Mehrdad Moghimi, Hyejin Ku

In domains such as finance, healthcare, and robotics, managing worst-case scenarios is critical, as failure to do so can lead to catastrophic outcomes. Distributional Reinforcement Learning (DRL) provides a natural framework to incorporate risk sensitivity into decision-making processes. However, existing approaches face two key limitations: (1) the use of fixed risk measures at each decision step often results in overly conservative policies, and (2) the interpretation and theoretical properties of the learned policies remain unclear. While optimizing a static risk measure addresses these issues, its use in the DRL framework has been limited to the simple static CVaR risk measure. In this paper, we present a novel DRL algorithm with convergence guarantees that optimizes for a broader class of static Spectral Risk Measures (SRM). Additionally, we provide a clear interpretation of the learned policy by leveraging the distribution of returns in DRL and the decomposition of static coherent risk measures. Extensive experiments demonstrate that our model learns policies aligned with the SRM objective, and outperforms existing risk-neutral and risk-sensitive DRL models in various settings.

LGJul 5, 2025
Risk-sensitive Actor-Critic with Static Spectral Risk Measures for Online and Offline Reinforcement Learning

Mehrdad Moghimi, Hyejin Ku

The development of Distributional Reinforcement Learning (DRL) has introduced a natural way to incorporate risk sensitivity into value-based and actor-critic methods by employing risk measures other than expectation in the value function. While this approach is widely adopted in many online and offline RL algorithms due to its simplicity, the naive integration of risk measures often results in suboptimal policies. This limitation can be particularly harmful in scenarios where the need for effective risk-sensitive policies is critical and worst-case outcomes carry severe consequences. To address this challenge, we propose a novel framework for optimizing static Spectral Risk Measures (SRM), a flexible family of risk measures that generalizes objectives such as CVaR and Mean-CVaR, and enables the tailoring of risk preferences. Our method is applicable to both online and offline RL algorithms. We establish theoretical guarantees by proving convergence in the finite state-action setting. Moreover, through extensive empirical evaluations, we demonstrate that our algorithms consistently outperform existing risk-sensitive methods in both online and offline environments across diverse domains.

LGNov 13, 2020
Encoded Value-at-Risk: A Predictive Machine for Financial Risk Management

Hamidreza Arian, Mehrdad Moghimi, Ehsan Tabatabaei et al.

Measuring risk is at the center of modern financial risk management.

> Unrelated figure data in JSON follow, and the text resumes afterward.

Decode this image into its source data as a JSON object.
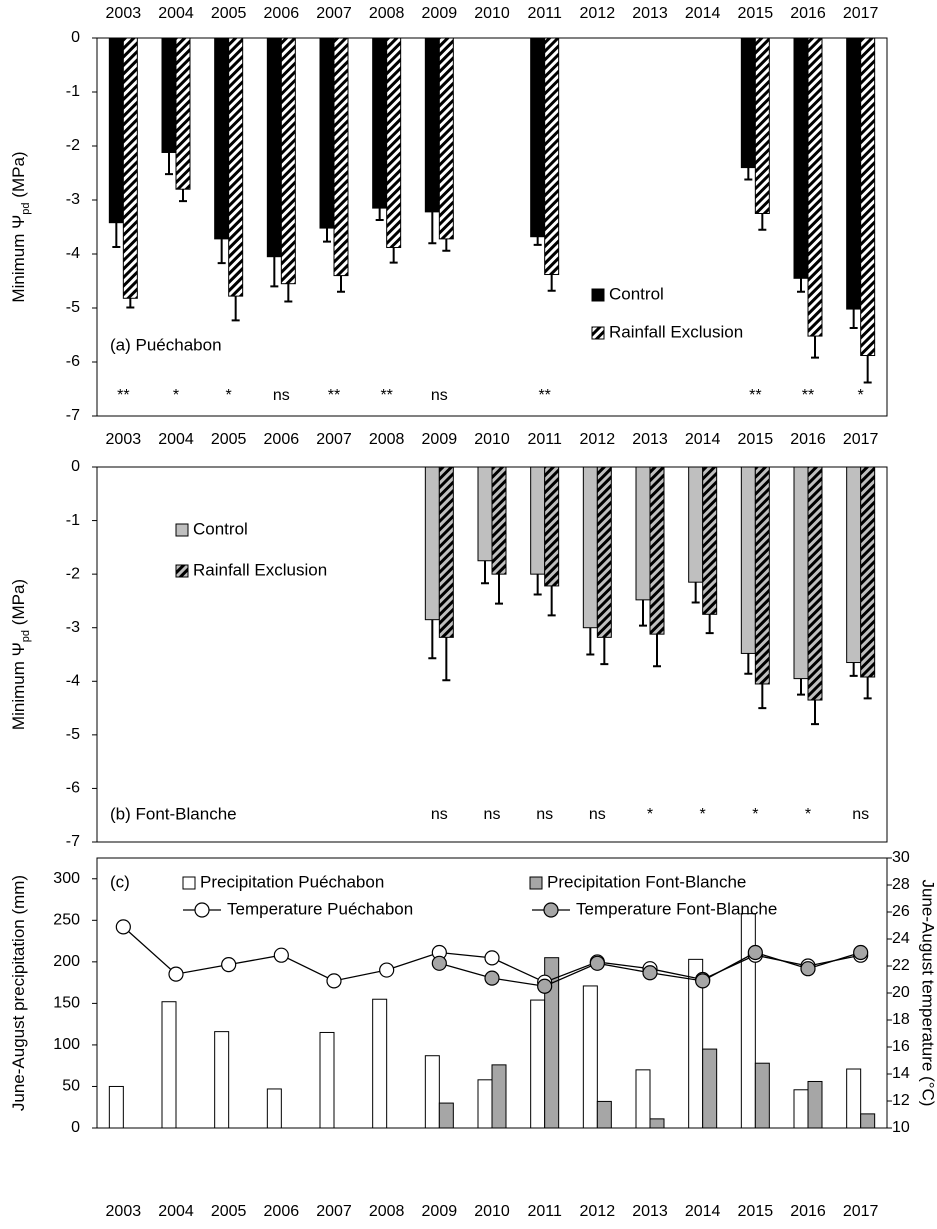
{
  "chart_data": [
    {
      "type": "bar",
      "annotation": "(a) Puéchabon",
      "ylabel": {
        "text": "Minimum Ψ",
        "sub": "pd",
        "tail": " (MPa)"
      },
      "categories": [
        "2003",
        "2004",
        "2005",
        "2006",
        "2007",
        "2008",
        "2009",
        "2010",
        "2011",
        "2012",
        "2013",
        "2014",
        "2015",
        "2016",
        "2017"
      ],
      "ylim": [
        -7,
        0
      ],
      "yticks": [
        0,
        -1,
        -2,
        -3,
        -4,
        -5,
        -6,
        -7
      ],
      "series": [
        {
          "name": "Control",
          "color": "#000000",
          "hatch": false,
          "values": [
            -3.42,
            -2.12,
            -3.72,
            -4.05,
            -3.52,
            -3.15,
            -3.22,
            null,
            -3.68,
            null,
            null,
            null,
            -2.4,
            -4.45,
            -5.02
          ],
          "errors": [
            0.45,
            0.4,
            0.45,
            0.55,
            0.25,
            0.22,
            0.58,
            null,
            0.15,
            null,
            null,
            null,
            0.22,
            0.25,
            0.35
          ]
        },
        {
          "name": "Rainfall Exclusion",
          "color": "#ffffff",
          "hatch": true,
          "values": [
            -4.82,
            -2.8,
            -4.78,
            -4.55,
            -4.4,
            -3.88,
            -3.72,
            null,
            -4.38,
            null,
            null,
            null,
            -3.25,
            -5.52,
            -5.88
          ],
          "errors": [
            0.17,
            0.22,
            0.45,
            0.33,
            0.3,
            0.28,
            0.22,
            null,
            0.3,
            null,
            null,
            null,
            0.3,
            0.4,
            0.5
          ]
        }
      ],
      "significance": [
        "**",
        "*",
        "*",
        "ns",
        "**",
        "**",
        "ns",
        null,
        "**",
        null,
        null,
        null,
        "**",
        "**",
        "*"
      ]
    },
    {
      "type": "bar",
      "annotation": "(b) Font-Blanche",
      "ylabel": {
        "text": "Minimum Ψ",
        "sub": "pd",
        "tail": " (MPa)"
      },
      "categories": [
        "2003",
        "2004",
        "2005",
        "2006",
        "2007",
        "2008",
        "2009",
        "2010",
        "2011",
        "2012",
        "2013",
        "2014",
        "2015",
        "2016",
        "2017"
      ],
      "ylim": [
        -7,
        0
      ],
      "yticks": [
        0,
        -1,
        -2,
        -3,
        -4,
        -5,
        -6,
        -7
      ],
      "series": [
        {
          "name": "Control",
          "color": "#bfbfbf",
          "hatch": false,
          "values": [
            null,
            null,
            null,
            null,
            null,
            null,
            -2.85,
            -1.75,
            -2.0,
            -3.0,
            -2.48,
            -2.15,
            -3.48,
            -3.95,
            -3.65
          ],
          "errors": [
            null,
            null,
            null,
            null,
            null,
            null,
            0.72,
            0.42,
            0.38,
            0.5,
            0.48,
            0.38,
            0.38,
            0.3,
            0.25
          ]
        },
        {
          "name": "Rainfall Exclusion",
          "color": "#bfbfbf",
          "hatch": true,
          "values": [
            null,
            null,
            null,
            null,
            null,
            null,
            -3.18,
            -2.0,
            -2.22,
            -3.18,
            -3.12,
            -2.75,
            -4.05,
            -4.35,
            -3.92
          ],
          "errors": [
            null,
            null,
            null,
            null,
            null,
            null,
            0.8,
            0.55,
            0.55,
            0.5,
            0.6,
            0.35,
            0.45,
            0.45,
            0.4
          ]
        }
      ],
      "significance": [
        null,
        null,
        null,
        null,
        null,
        null,
        "ns",
        "ns",
        "ns",
        "ns",
        "*",
        "*",
        "*",
        "*",
        "ns"
      ]
    },
    {
      "type": "combo",
      "annotation": "(c)",
      "ylabel": {
        "text": "June-August precipitation (mm)"
      },
      "y2label": "June-August temperature (°C)",
      "categories": [
        "2003",
        "2004",
        "2005",
        "2006",
        "2007",
        "2008",
        "2009",
        "2010",
        "2011",
        "2012",
        "2013",
        "2014",
        "2015",
        "2016",
        "2017"
      ],
      "ylim": [
        0,
        325
      ],
      "yticks": [
        0,
        50,
        100,
        150,
        200,
        250,
        300
      ],
      "y2lim": [
        10,
        30
      ],
      "y2ticks": [
        10,
        12,
        14,
        16,
        18,
        20,
        22,
        24,
        26,
        28,
        30
      ],
      "series": [
        {
          "name": "Precipitation Puéchabon",
          "kind": "bar",
          "color": "#ffffff",
          "values": [
            50,
            152,
            116,
            47,
            115,
            155,
            87,
            58,
            154,
            171,
            70,
            203,
            258,
            46,
            71
          ]
        },
        {
          "name": "Precipitation Font-Blanche",
          "kind": "bar",
          "color": "#a6a6a6",
          "values": [
            null,
            null,
            null,
            null,
            null,
            null,
            30,
            76,
            205,
            32,
            11,
            95,
            78,
            56,
            17
          ]
        },
        {
          "name": "Temperature Puéchabon",
          "kind": "line",
          "axis": "y2",
          "color": "#ffffff",
          "values": [
            24.9,
            21.4,
            22.1,
            22.8,
            20.9,
            21.7,
            23.0,
            22.6,
            20.8,
            22.3,
            21.8,
            21.0,
            22.8,
            22.0,
            22.8
          ]
        },
        {
          "name": "Temperature Font-Blanche",
          "kind": "line",
          "axis": "y2",
          "color": "#a6a6a6",
          "values": [
            null,
            null,
            null,
            null,
            null,
            null,
            22.2,
            21.1,
            20.5,
            22.2,
            21.5,
            20.9,
            23.0,
            21.8,
            23.0
          ]
        }
      ]
    }
  ]
}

As the world economy is becoming more complex and standard modeling assumptions are violated, the advanced artificial intelligence solutions may provide the right tools to analyze the global market. In this paper, we provide a novel approach for measuring market risk called Encoded Value-at-Risk (Encoded VaR), which is based on a type of artificial neural network, called Variational Auto-encoders (VAEs). Encoded VaR is a generative model which can be used to reproduce market scenarios from a range of historical cross-sectional stock returns, while increasing the signal-to-noise ratio present in the financial data, and learning the dependency structure of the market without any assumptions about the joint distribution of stock returns. We compare Encoded VaR out-of-sample results with eleven other methods and show that it is competitive to many other well-known VaR algorithms presented in the literature.